Rick pops up again in my other program that I dislike yet enjoy. The Food Network’s Mystery Diners is a show that tries to find bad employees of restaurants with undercover spies and hidden cameras. I contend that this show is clearly fake. I suppose just like catching bartenders and servers putting their hands in the till is bad TV. These workers go through elaborate capers and schemes to bilk their bosses. They run back room card gambling parlours, outlaw sheep cheese tastings, frozen hash brown bait and switches. Each climaxes with an overly maudlin shouting match when the hidden camera footage is revealed. I think I watched 3 hours of this show during an Easter marathon. I was quite proud of myself when caught how this show might not be on the up and up. On two separate episodes there was some shtick involving a reserved sign. And it was the exact same sign. Not a standard pre-made reserved sign but a nice fancy handwritten calligraphy one. I just lost it in my penthouse apartment at 1:30 on Easter Monday. A-ha! The production staff just reached into their bag of props and whipped out the reserve sign. It is impossible that the New Jersey Pizzeria and the California Wine bistro would have the same penmanship. Maybe they are trying to be like wrestling and the show being real isn’t the point, but rather just the show for the show’s sake. Rick’s episode at his establishment was based on a waitress and mechanic running a scheme to sell bootleg auto parts to customers. The situations are phony but it appears that the restaurants are all real so once Rick’s show was canned he still wanted to be on TV. Yet, could only be on TV in this strange world of the enhanced reality show.

That is a part of my obsession with these types of shows. The people who circulate within these shows. In days of yore it was like Willie Tyler and Lester would be everywhere. Match Game, Super Dave, Merv Griffin, a wacky guest spot on Night Court. In the same vein I love following virtual nobodies in their journey around the dial. You have to watch a lot of TV to make this worthwhile but I have time and an erratic sleeping pattern. Johnny from Survivor shows up on Total Nonstop Action on Fox Sports Net. Mike the Mizfit flutters from Silent Library to Road Rules to the ABC family holiday offering, Christmas Bounty.
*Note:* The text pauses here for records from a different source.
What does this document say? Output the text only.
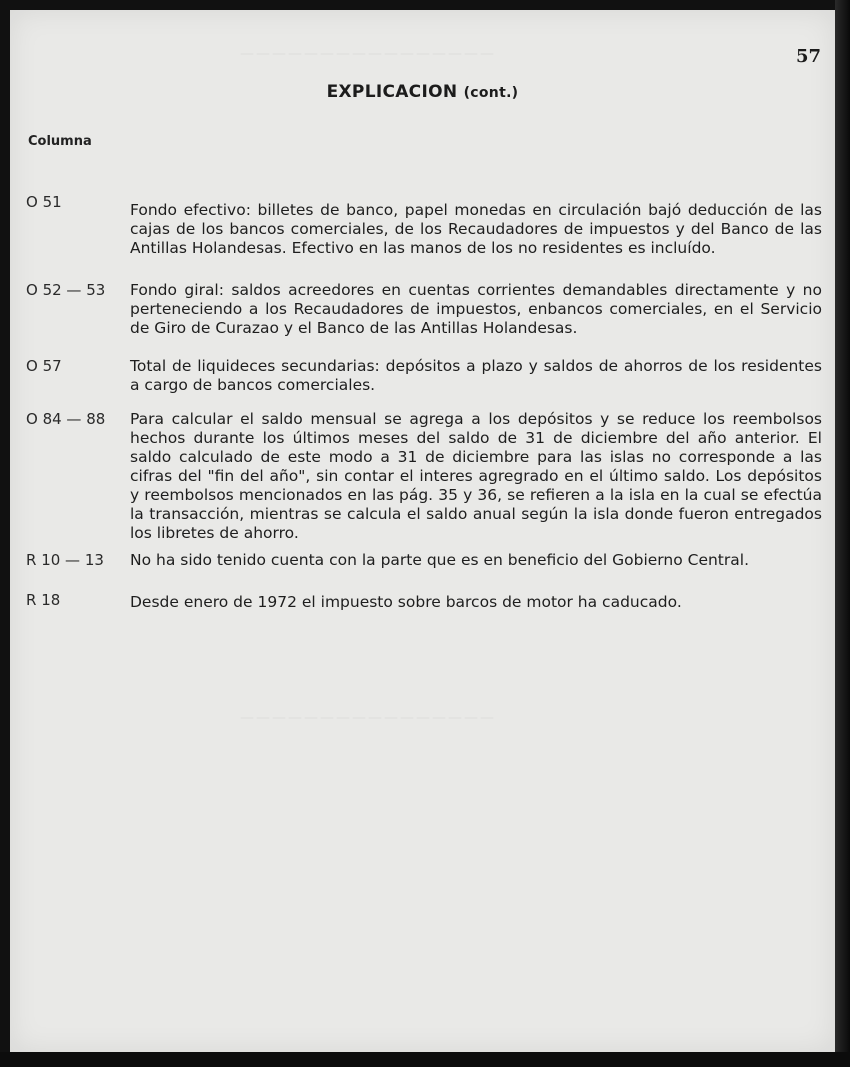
57
EXPLICACION (cont.)
Columna
O 51	Fondo efectivo: billetes de banco, papel monedas en circulación bajó deducción de las cajas de los bancos comerciales, de los Recaudadores de impuestos y del Banco de las Antillas Holandesas. Efectivo en las manos de los no residentes es incluído.
O 52 — 53 Fondo giral: saldos acreedores en cuentas corrientes demandables directamente y no perteneciendo a los Recaudadores de impuestos, enbancos comerciales, en el Servicio de Giro de Curazao y el Banco de las Antillas Holandesas.
O 57	Total de liquideces secundarias: depósitos a plazo y saldos de ahorros de los residentes a cargo de bancos comerciales.
O 84 — 88 Para calcular el saldo mensual se agrega a los depósitos y se reduce los reembolsos hechos durante los últimos meses del saldo de 31 de diciembre del año anterior. El saldo calculado de este modo a 31 de diciembre para las islas no corresponde a las cifras del "fin del año", sin contar el interes agregrado en el último saldo. Los depósitos y reembolsos mencionados en las pág. 35 y 36, se refieren a la isla en la cual se efectúa la transacción, mientras se calcula el saldo anual según la isla donde fueron entregados los libretes de ahorro.
R 10 — 13 No ha sido tenido cuenta con la parte que es en beneficio del Gobierno Central.
R 18	Desde enero de 1972 el impuesto sobre barcos de motor ha caducado.
————————————————
————————————————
And it goes on and on and never really ends. I find myself doing a lot of this meandering hate watching. Partly out of my odd misanthropic attitude to watch garbage. Also, to steal jokes. If anybody has seen every episode of the Spike TV sitcom Factory and recall bits from it, good on you because then you know where it comes from when I say things like “2 in the Sheila – 1 in the Van Gundy”. There is a true comfort in the uncomfortable act of hate watching.

Raphael Saray is a blogger and unmarried house husband. He dedicates this entry to Ron Wright, of East Tennessee. Ron pretended to be crippled and liked when 19-year-old Yankee girls would push him around in his unnecessary wheel chair.